Casos como os de José Sócrates e o seu comentário semanal na RTP1 depois de deixar o governo, em 2011, antes de ser preso e quando ainda não se sabia que preparava então uma candidatura a Belém nas eleições de janeiro, não são bem-vistos na cúpula comunista, a mesma que se fecha a sete chaves para discutir lideranças e recusa falar em público do sucessor (o plural aqui não existe) de Jerónimo de Sousa, por exemplo. Ou ainda o caso de Paulo Portas que, em 2005, depois de deixar a liderança do CDS nas mãos de Ribeiro e Castro, manteve um espaço quinzenal de opinião na SIC Notícias através do qual picou o seu sucessor.
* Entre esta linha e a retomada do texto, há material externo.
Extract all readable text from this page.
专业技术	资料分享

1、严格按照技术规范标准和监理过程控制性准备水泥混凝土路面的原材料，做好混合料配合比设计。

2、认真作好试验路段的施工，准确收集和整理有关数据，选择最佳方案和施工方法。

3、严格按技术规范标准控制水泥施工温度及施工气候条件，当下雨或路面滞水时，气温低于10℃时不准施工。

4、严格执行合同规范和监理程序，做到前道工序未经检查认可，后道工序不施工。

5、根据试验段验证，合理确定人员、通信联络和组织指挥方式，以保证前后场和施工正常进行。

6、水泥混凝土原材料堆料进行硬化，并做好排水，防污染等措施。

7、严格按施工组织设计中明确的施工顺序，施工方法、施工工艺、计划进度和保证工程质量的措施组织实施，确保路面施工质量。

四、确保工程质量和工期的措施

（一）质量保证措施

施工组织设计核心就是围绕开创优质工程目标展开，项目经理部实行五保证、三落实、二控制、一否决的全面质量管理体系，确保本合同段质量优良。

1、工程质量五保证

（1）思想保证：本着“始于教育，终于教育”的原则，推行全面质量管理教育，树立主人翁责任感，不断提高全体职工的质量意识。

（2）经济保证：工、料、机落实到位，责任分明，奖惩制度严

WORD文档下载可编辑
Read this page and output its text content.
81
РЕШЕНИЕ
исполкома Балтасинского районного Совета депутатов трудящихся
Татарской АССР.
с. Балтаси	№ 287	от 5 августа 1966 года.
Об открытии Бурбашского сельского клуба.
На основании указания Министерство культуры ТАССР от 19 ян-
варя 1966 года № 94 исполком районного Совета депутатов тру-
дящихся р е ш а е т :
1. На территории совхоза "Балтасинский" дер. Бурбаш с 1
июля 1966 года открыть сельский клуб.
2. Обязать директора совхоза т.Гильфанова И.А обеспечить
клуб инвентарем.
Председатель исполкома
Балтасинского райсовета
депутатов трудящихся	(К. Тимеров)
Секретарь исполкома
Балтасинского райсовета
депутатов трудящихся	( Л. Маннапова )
Dois anos depois viria a ser outra vez eleito líder do CDS. 

Carlos Brito recusa pronunciar-se sobre uma relação que serve tanto as televisões como os políticos. Mas também não acusa a falta de tempo de antena para o PCP. O ex-líder parlamentar dos comunistas reconhece que Jerónimo de Sousa seria, porventura, o ativo comunista mais apetecido pelas televisões. Dada a impossibilidade, em virtude de ainda ser líder do PCP, Brito nota ainda que não faltam nomes aos comunistas para inaugurar um espaço de opinião com assinatura, assim queiram as televisões e os potenciais protagonistas. José Barata-Moura, ex-reitor da Universidade de Lisboa, é um deles, diz. “É alguém com qualidade, com pensamento próprio e é da área do PCP”, defende. 

A mensagem política também importa na hora de as televisões escolherem os seus comentadores. Costa Pinto admite que o “PCP é subestimado no âmbito do comentário político, mas também porque está associado a um discurso repetitivo, e isso por oposição ao BE, que teve uma capacidade notável de penetração no espaço mediático, em virtude do seu discurso, é certo, mas também dos seus protagonistas, que eram jovens, intelectuais e professores”, nota o docente do Instituto de Ciências Sociais. Ontem, João Semedo acusava Jorge Cordeiro de estar “retomando e insistindo nas velhas mentiras do desgastado arsenal a que o seu partido ultimamente recorre e que já não consegue enganar nem convencer seja quem for”. 

A estreia do BE no comentário com assinatura coube a Francisco Louçã, fundador do Bloco e conselheiro de Estado elevado a senador depois de deixar a coordenação bloquista, em 2012. E acontece numa altura em que Louçã começa a ser visto aos olhos da opinião pública, sobretudo a de centro-esquerda, como menos radical, imagem que lhe parecia cravada ainda desde os tempos em que fundou o BE. 

Francisco Louçã está no cabo, na SIC Notícias, uma vez por semana. Marisa Matias tem honras de horário nobre numa televisão de sinal aberto. A eurodeputada leva vantagem sobre o fundador do BE, nota EduardoCintra Torres, professor da Faculdade de Ciências Sociais e Humanas da Universidade Católica. 

A ex-candidata presidencial, que ficou em terceiro lugar, depois de Marcelo e de Sampaio da Nóvoa, e à frente do candidato do PCP, Edgar Silva, é um dos maiores ativos do BE. Cintra Torres admite que os “sinais exteriores de moderação” e a imagem “fofinha” cultivada durante a campanha para Belém fizeram com que a TVI, no caso, percebesse que podia tirar partido disso. Mas o crítico de televisão não evita a leitura política. “MarisaMatias serve uma estratégia futura do PS, que sabe que não terá maioria absoluta. E o PCP sente-se excluído pelo próprio PS.”

Ou seja, continua: “António Costa prefere ter um BE forte do que um PCP a crescer. Além disso, Marisa Matias não vai escrutinar o governo, o que é bom para Costa, mas sim o Presidente da República, o que também é bom para Costa. Portanto, a TVI submeteu-se a uma agenda política, na medida em a Marisa não está lá como comentadora, mas como alguém que serve uma agenda política.”